Note: fractions containing D-AST (>95%) were combined and concentrated to give D-AST (2.1 mg, 30%); HRMS m/z calcd for: C5H13AsNO4 [M + H]+ 226.0055, found 226.0059.

(S)-2-Amino-4-(hydroxymethylarsinoyl)butanoic acid (L-AST). 2 M HCl (5 mL) was added into 13 (3.0 mg, 0.013 mmol) in round bottom flask, and the resulting mixture was refluxed at 120 °C (oil bath) for 3 h. Volatiles were evaporated at reduced pressure. The residue was dissolved in 2 mL H2O and separated by Sephadex LH-20 size-exclusion chromatography. Fractions containing L-AST (>95%) were combined and concentrated at reduced pressure to give L-AST (1.9 mg, 75%) as a white solid: 1H NMR δ 1.73 (s, 3H), 2.08–2.29 (m, 4H), 3.83 (t, J = 5.6 Hz, 1H); 13C NMR δ 15.66, 23.35, 28.80, 54.70, 173.52; HRMS m/z calcd for C5H13AsNO4 [M + H]+ 226.0055, found 226.0056.

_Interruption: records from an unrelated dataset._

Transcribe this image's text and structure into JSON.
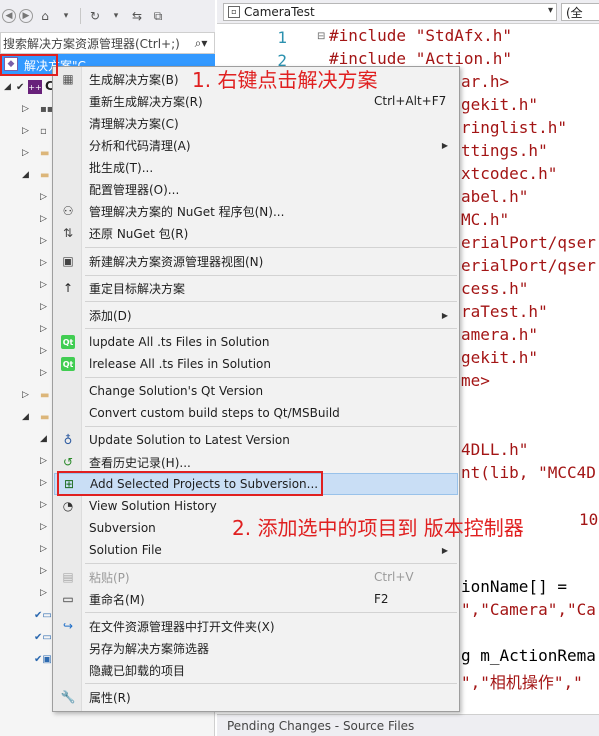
{
  "toolbar": {
    "icons": [
      "back-icon",
      "forward-icon",
      "home-icon",
      "history-icon",
      "sync-icon",
      "collapse-icon"
    ]
  },
  "search": {
    "placeholder": "搜索解决方案资源管理器(Ctrl+;)"
  },
  "tree": {
    "selected_label": "解决方案\"C",
    "project_label": "C"
  },
  "editor": {
    "file_combo": "CameraTest",
    "scope_combo": "(全",
    "bottom_tab": "Pending Changes - Source Files",
    "lines": [
      {
        "ln": "1",
        "text": "#include \"StdAfx.h\""
      },
      {
        "ln": "2",
        "text": "#include \"Action.h\""
      }
    ],
    "fragments": [
      "ar.h>",
      "gekit.h\"",
      "ringlist.h\"",
      "ttings.h\"",
      "xtcodec.h\"",
      "abel.h\"",
      "MC.h\"",
      "erialPort/qser",
      "erialPort/qser",
      "cess.h\"",
      "raTest.h\"",
      "amera.h\"",
      "gekit.h\"",
      "me>",
      "4DLL.h\"",
      "nt(lib, \"MCC4D",
      "10",
      "ionName[] =",
      "\",\"Camera\",\"Ca",
      "g m_ActionRema",
      "\",\"相机操作\",\""
    ]
  },
  "menu": {
    "items": [
      {
        "label": "生成解决方案(B)",
        "icon": "build-icon"
      },
      {
        "label": "重新生成解决方案(R)",
        "shortcut": "Ctrl+Alt+F7"
      },
      {
        "label": "清理解决方案(C)"
      },
      {
        "label": "分析和代码清理(A)"
      },
      {
        "label": "批生成(T)..."
      },
      {
        "label": "配置管理器(O)..."
      },
      {
        "label": "管理解决方案的 NuGet 程序包(N)...",
        "icon": "nuget-icon"
      },
      {
        "label": "还原 NuGet 包(R)",
        "icon": "restore-icon"
      },
      {
        "label": "新建解决方案资源管理器视图(N)",
        "icon": "new-view-icon"
      },
      {
        "label": "重定目标解决方案",
        "icon": "retarget-icon"
      },
      {
        "label": "添加(D)"
      },
      {
        "label": "lupdate All .ts Files in Solution",
        "icon": "qt-icon"
      },
      {
        "label": "lrelease All .ts Files in Solution",
        "icon": "qt-icon"
      },
      {
        "label": "Change Solution's Qt Version"
      },
      {
        "label": "Convert custom build steps to Qt/MSBuild"
      },
      {
        "label": "Update Solution to Latest Version",
        "icon": "svn-update-icon"
      },
      {
        "label": "查看历史记录(H)...",
        "icon": "history-icon"
      },
      {
        "label": "Add Selected Projects to Subversion...",
        "icon": "svn-add-icon"
      },
      {
        "label": "View Solution History",
        "icon": "svn-history-icon"
      },
      {
        "label": "Subversion"
      },
      {
        "label": "Solution File"
      },
      {
        "label": "粘贴(P)",
        "shortcut": "Ctrl+V",
        "icon": "paste-icon"
      },
      {
        "label": "重命名(M)",
        "shortcut": "F2",
        "icon": "rename-icon"
      },
      {
        "label": "在文件资源管理器中打开文件夹(X)",
        "icon": "open-folder-icon"
      },
      {
        "label": "另存为解决方案筛选器"
      },
      {
        "label": "隐藏已卸载的项目"
      },
      {
        "label": "属性(R)",
        "icon": "wrench-icon"
      }
    ]
  },
  "annotations": {
    "step1": "1. 右键点击解决方案",
    "step2": "2. 添加选中的项目到 版本控制器"
  },
  "colors": {
    "selection": "#3399ff",
    "annotation": "#e02020",
    "menu_highlight": "#c9def5",
    "qt_green": "#41cd52"
  }
}
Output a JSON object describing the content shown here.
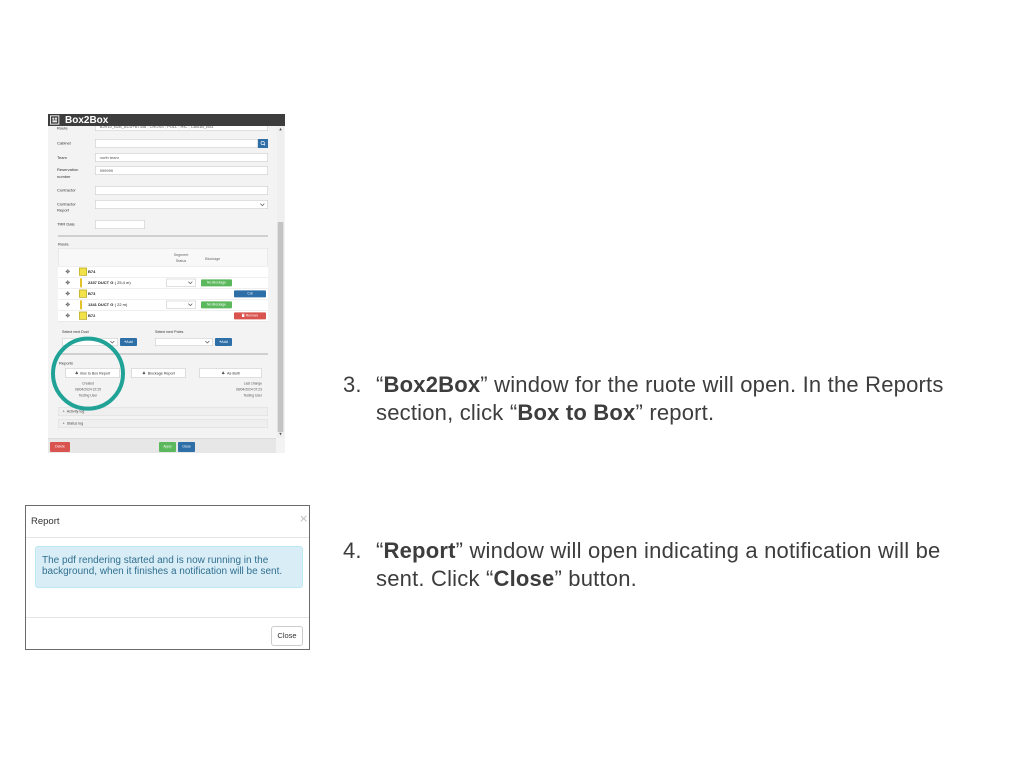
{
  "colors": {
    "primary": "#2f6fa8",
    "success": "#5cb85c",
    "danger": "#d9534f",
    "marker": "#f2e24a",
    "annotation": "#20a396",
    "alert_bg": "#d9edf7",
    "alert_text": "#31708f",
    "title_bar": "#3d3d3d"
  },
  "slide": {
    "steps": [
      {
        "number": "3.",
        "lines": [
          [
            "“",
            "Box2Box",
            "” window for the ruote will open. In the Reports"
          ],
          [
            "section, click “",
            "Box to Box",
            "” report."
          ]
        ]
      },
      {
        "number": "4.",
        "lines": [
          [
            "“",
            "Report",
            "” window will open indicating a notification will be"
          ],
          [
            "sent. Click “",
            "Close",
            "” button."
          ]
        ]
      }
    ]
  },
  "box2box_window": {
    "title": "Box2Box",
    "icons": {
      "app": "grid-icon",
      "search": "search-icon",
      "move": "move-icon",
      "report": "cloud-download-icon",
      "remove": "trash-icon",
      "add": "plus-icon",
      "expand": "plus-icon",
      "dropdown": "chevron-down-icon"
    },
    "fields": {
      "route": {
        "label": "Route",
        "value": "B2R10_B2B_ACU+B7348 ; CROSS ; POLL ; HIC ; CAB1B_B03"
      },
      "cabinet": {
        "label": "Cabinet",
        "value": ""
      },
      "team": {
        "label": "Team",
        "value": "north team"
      },
      "reservation_number": {
        "label_line1": "Reservation",
        "label_line2": "number",
        "value": "999999"
      },
      "contractor": {
        "label": "Contractor",
        "value": ""
      },
      "contractor_report": {
        "label_line1": "Contractor",
        "label_line2": "Report",
        "value": ""
      },
      "trr_date": {
        "label": "TRR Date",
        "value": ""
      }
    },
    "route_section": {
      "label": "Route",
      "headers": {
        "segment_status_line1": "Segment",
        "segment_status_line2": "Status",
        "blockage": "Blockage"
      },
      "rows": [
        {
          "name": "B74",
          "icon": "box-marker-icon"
        },
        {
          "name": "2337 DUCT G",
          "length": "( 25.4 m)",
          "segment_status": "",
          "blockage": "No Blockage",
          "icon": "duct-marker-icon"
        },
        {
          "name": "B73",
          "action": "Cut",
          "icon": "box-marker-icon"
        },
        {
          "name": "1341 DUCT G",
          "length": "( 22 m)",
          "segment_status": "",
          "blockage": "No Blockage",
          "icon": "duct-marker-icon"
        },
        {
          "name": "B72",
          "action": "Remove",
          "icon": "box-marker-icon"
        }
      ]
    },
    "next_duct": {
      "label": "Select next Duct",
      "value": "",
      "add_label": "Add"
    },
    "next_poles": {
      "label": "Select next Poles",
      "value": "",
      "add_label": "Add"
    },
    "reports": {
      "label": "Reports",
      "buttons": [
        "Box to Box Report",
        "Blockage Report",
        "As-Built"
      ],
      "created": {
        "label": "Created",
        "date": "08/04/2024 22:25",
        "user": "Testing User"
      },
      "last_change": {
        "label": "Last change",
        "date": "08/04/2024 07:23",
        "user": "Testing User"
      }
    },
    "logs": [
      "Activity log",
      "Status log"
    ],
    "footer": {
      "delete": "Delete",
      "apply": "Apply",
      "close": "Close"
    }
  },
  "report_dialog": {
    "title": "Report",
    "close_glyph": "×",
    "message": "The pdf rendering started and is now running in the background, when it finishes a notification will be sent.",
    "close_button": "Close"
  }
}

Derivatization of AST with Marfey's reagent

Sample of racemic AST or L-AST (5 μmol) is dissolved in 100 μL of water. 2 mg of 1-fluoro-2,4-dinitrophenyl-5-L-alanine amide (Marfey's reagent) is dissolved in 200 μL of acetone (1% solution). Solution of Marfey's reagent is added to the dissolved AST sample followed by 40 μL of 1 M NaHCO3. Reaction is set up at 40 °C for 1 h after which is quenched by addition of 20 μL of 2 M HCl. Small aliquot is taken, diluted with DMSO and injected on RP HPLC (column: Vydac Denali C-18, 5 μM, 120 Å). Elution method 100% A for 5 min followed by linear gradient of 0–100% B over 40 min where A is 0.1% TFA in H2O and B is 0.1% TFA in ACN. Eluting products were detected by UV at 340 nm. Results are shown in Fig. S1 in ESI.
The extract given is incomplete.